Opponents of Trump health plan protest Pa. congressman’s ‘yes’ vote

 At a March 18 town hall, constituents disagree with a statement by Pennsylvania U.S. Rep. Scott Perry. A crowd unhappy with his support of the American Health Care Act showed up at his office a day after its approval.(AP Photo/Marc Levy)

At a March 18 town hall, constituents disagree with a statement by Pennsylvania U.S. Rep. Scott Perry. A crowd unhappy with his support of the American Health Care Act showed up at his office a day after its approval.(AP Photo/Marc Levy)

Congress voted this week to chip away at the Affordable Care Act with a plan that garnered no Democratic votes and will likely see significant changes in the Senate.

Pennsylvania’s GOP delegation was split on the bill with nine for it and nine against. Four of the “no” votes were cast by Republicans, making Pennsylvania the state with the most conservative opponents to the measure.

Now, constituents opposed to the American Health Care Act are making their displeasure known to those nine congressmen who voted for it.

Republican Scott Perry represents Pennsylvania’s 4th District in the commonwealth’s south central region. The day after the health care vote, a crowd gathered outside his Cumberland County office.

Protester Mary Rosenkrans said Perry’s support of the plan is disingenuous, adding that she’d hoped his comments at a March town hall indicated he’d take a different position.

“He said he would listen to his constituents,” she said. “I don’t think he’s listening. That’s why we’re here.”

While demonstrators chanted “shame on you” out front, Perry spoke with several health care advocates inside.

Stephanie Gray, a health actuary, said they agreed on some basic points — for instance, that health care costs are too high.But she said tension arose on women’s care, which would be affected by the GOP plan.

“Conservatives often say, you know, I’m a man, I’m done having kids, I don’t need contraceptives, and I don’t want to pay for them,” she said.

She also said there’s some disagreement about what the plan would actually do.
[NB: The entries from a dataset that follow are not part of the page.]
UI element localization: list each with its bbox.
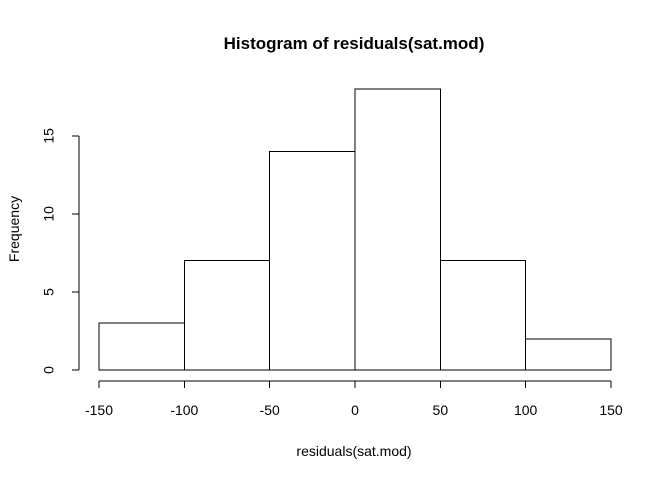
y-tick-label-3: 15 xyxy=(41,128,57,144)
x-tick-label-0: -150 xyxy=(85,402,113,418)
histogram-bars xyxy=(98,88,612,371)
y-tick-label-0: 0 xyxy=(41,366,57,374)
x-tick-label-5: 100 xyxy=(514,402,538,418)
histogram-bar-0 xyxy=(98,322,185,371)
y-tick-label-1: 5 xyxy=(41,288,57,296)
chart-title: Histogram of residuals(sat.mod) xyxy=(224,34,485,53)
x-axis-label: residuals(sat.mod) xyxy=(296,443,411,459)
x-tick-label-3: 0 xyxy=(351,402,359,418)
x-tick-label-2: -50 xyxy=(260,402,280,418)
x-tick-label-4: 50 xyxy=(433,402,449,418)
y-axis-label: Frequency xyxy=(6,196,22,262)
histogram-bar-1 xyxy=(183,260,271,371)
y-tick-label-2: 10 xyxy=(41,206,57,222)
histogram-bar-3 xyxy=(354,88,441,371)
histogram-bar-4 xyxy=(439,260,527,371)
y-axis: 0 5 10 15 xyxy=(41,128,80,374)
x-tick-label-6: 150 xyxy=(599,402,623,418)
x-tick-label-1: -100 xyxy=(170,402,198,418)
histogram-bar-2 xyxy=(269,150,356,371)
x-axis: -150 -100 -50 0 50 100 150 xyxy=(85,380,623,418)
histogram-bar-5 xyxy=(525,338,612,371)
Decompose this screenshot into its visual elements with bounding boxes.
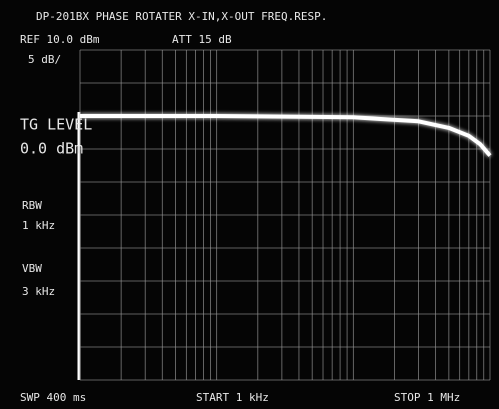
annotation: VBW xyxy=(22,262,42,275)
analyzer-screen: DP-201BX PHASE ROTATER X-IN,X-OUT FREQ.R… xyxy=(0,0,499,409)
trace xyxy=(80,116,490,156)
annotation: REF 10.0 dBm xyxy=(20,33,100,46)
annotation: STOP 1 MHz xyxy=(394,391,460,404)
annotation: ATT 15 dB xyxy=(172,33,232,46)
annotation: SWP 400 ms xyxy=(20,391,86,404)
annotation: 0.0 dBm xyxy=(20,140,83,158)
annotation: 3 kHz xyxy=(22,285,55,298)
annotation: TG LEVEL xyxy=(20,116,92,134)
chart-title: DP-201BX PHASE ROTATER X-IN,X-OUT FREQ.R… xyxy=(36,10,327,23)
annotation: 1 kHz xyxy=(22,219,55,232)
annotation: 5 dB/ xyxy=(28,53,61,66)
annotation: START 1 kHz xyxy=(196,391,269,404)
annotation: RBW xyxy=(22,199,42,212)
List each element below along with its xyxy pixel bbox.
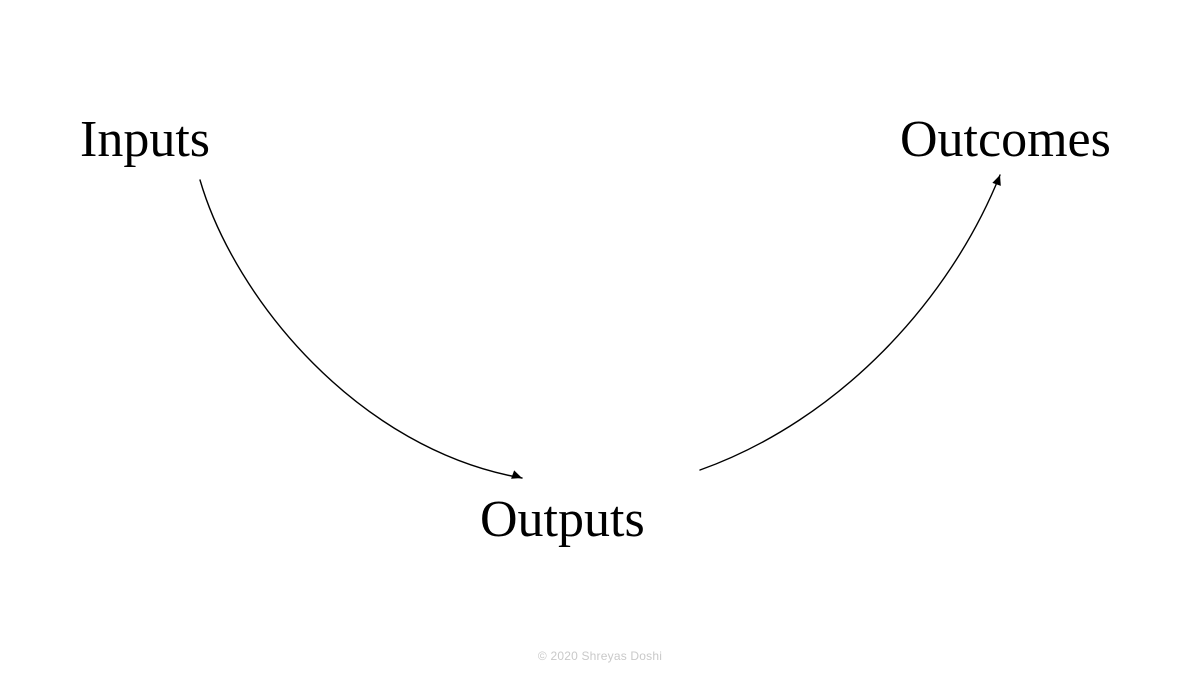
diagram-arrows [0,0,1200,675]
arrow-outputs-to-outcomes [700,175,1001,470]
footer-copyright: © 2020 Shreyas Doshi [538,649,662,663]
node-outputs: Outputs [480,490,645,549]
node-outcomes: Outcomes [900,110,1111,169]
arrow-inputs-to-outputs [200,180,522,479]
node-inputs: Inputs [80,110,210,169]
diagram-canvas: Inputs Outputs Outcomes © 2020 Shreyas D… [0,0,1200,675]
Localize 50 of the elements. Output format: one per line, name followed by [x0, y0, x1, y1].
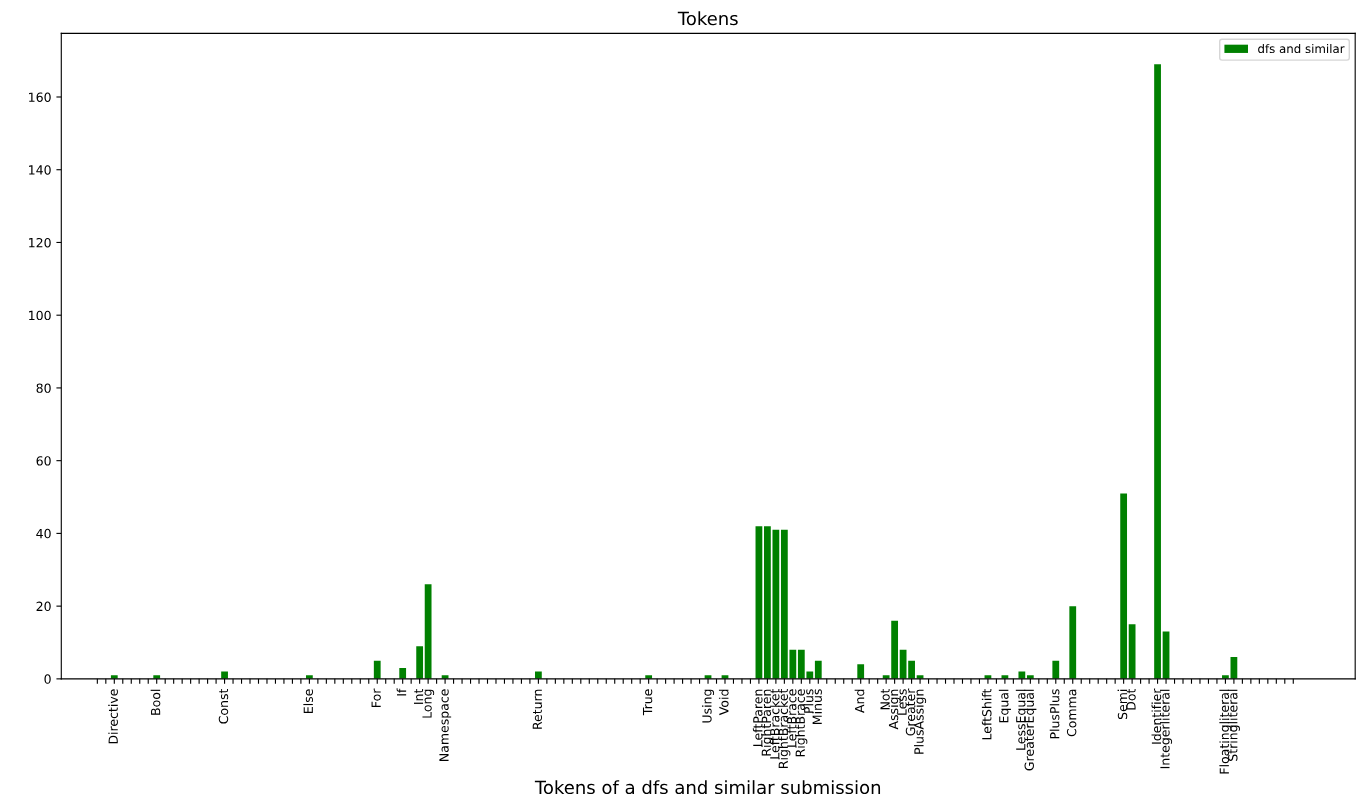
x-tick-label: Int: [413, 688, 424, 704]
bar: [814, 660, 822, 679]
bar: [1154, 64, 1161, 679]
x-tick-label: True: [642, 689, 653, 716]
y-tick-label: 60: [36, 456, 51, 466]
x-tick-label: PlusAssign: [914, 689, 927, 754]
bar: [857, 664, 865, 679]
chart-title: Tokens: [677, 11, 738, 26]
y-tick-label: 40: [36, 528, 51, 539]
x-tick-label: Identifier: [1151, 688, 1162, 744]
bar: [1052, 660, 1060, 679]
y-tick-label: 100: [29, 310, 51, 321]
x-tick-label: Return: [532, 689, 543, 729]
legend-label: dfs and similar: [1258, 43, 1345, 54]
x-tick-label: And: [854, 689, 865, 713]
x-tick-label: Dot: [1126, 688, 1136, 710]
x-tick-label: LeftShift: [981, 688, 992, 740]
y-tick-label: 20: [36, 601, 51, 612]
x-tick-label: Using: [701, 689, 715, 723]
x-tick-label: Equal: [998, 689, 1011, 723]
x-tick-label: Void: [718, 689, 729, 716]
bar: [1128, 624, 1136, 679]
x-axis-title: Tokens of a dfs and similar submission: [534, 780, 881, 794]
bar: [424, 584, 432, 679]
y-tick-label: 140: [29, 165, 51, 175]
x-tick-label: Else: [303, 689, 314, 713]
x-tick-label: Long: [422, 689, 435, 718]
x-tick-label: Directive: [108, 689, 118, 744]
y-tick-label: 80: [36, 383, 51, 393]
x-tick-label: For: [371, 688, 381, 707]
bar: [416, 646, 424, 679]
x-tick-label: Not: [880, 688, 890, 710]
x-tick-label: Integerliteral: [1160, 689, 1173, 769]
y-tick-label: 160: [29, 92, 51, 102]
x-tick-label: Bool: [150, 689, 161, 715]
y-tick-label: 120: [29, 237, 51, 248]
bar: [399, 667, 407, 679]
x-tick-label: Greater: [905, 688, 916, 736]
x-tick-label: Namespace: [439, 689, 452, 761]
x-tick-label: LeftParen: [752, 689, 763, 746]
bar: [373, 660, 381, 679]
y-tick-label: 0: [44, 674, 51, 684]
x-tick-label: If: [396, 688, 407, 696]
x-tick-label: Semi: [1117, 689, 1128, 720]
x-tick-label: Minus: [812, 689, 822, 724]
x-tick-label: Const: [218, 688, 229, 724]
bar: [1069, 606, 1077, 679]
x-tick-label: Comma: [1066, 689, 1077, 737]
x-tick-label: PlusPlus: [1049, 689, 1060, 739]
bar: [1120, 493, 1128, 679]
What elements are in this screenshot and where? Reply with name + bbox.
Perry “believes that people are going to continue to have coverage under the American Health Care Act, when the CBO has stated that 24 million people are going to lose their coverage,” she said.

The Congressional Budget Office analyzed the GOP’s previous version of the AHCA, which failed in March. The new passed with changes, but without an updated analysis.

Perry’s office didn’t comment on the meeting.

In a statement, he said he believes the House plan appropriately covers Pennsylvanians, including those with pre-existing conditions.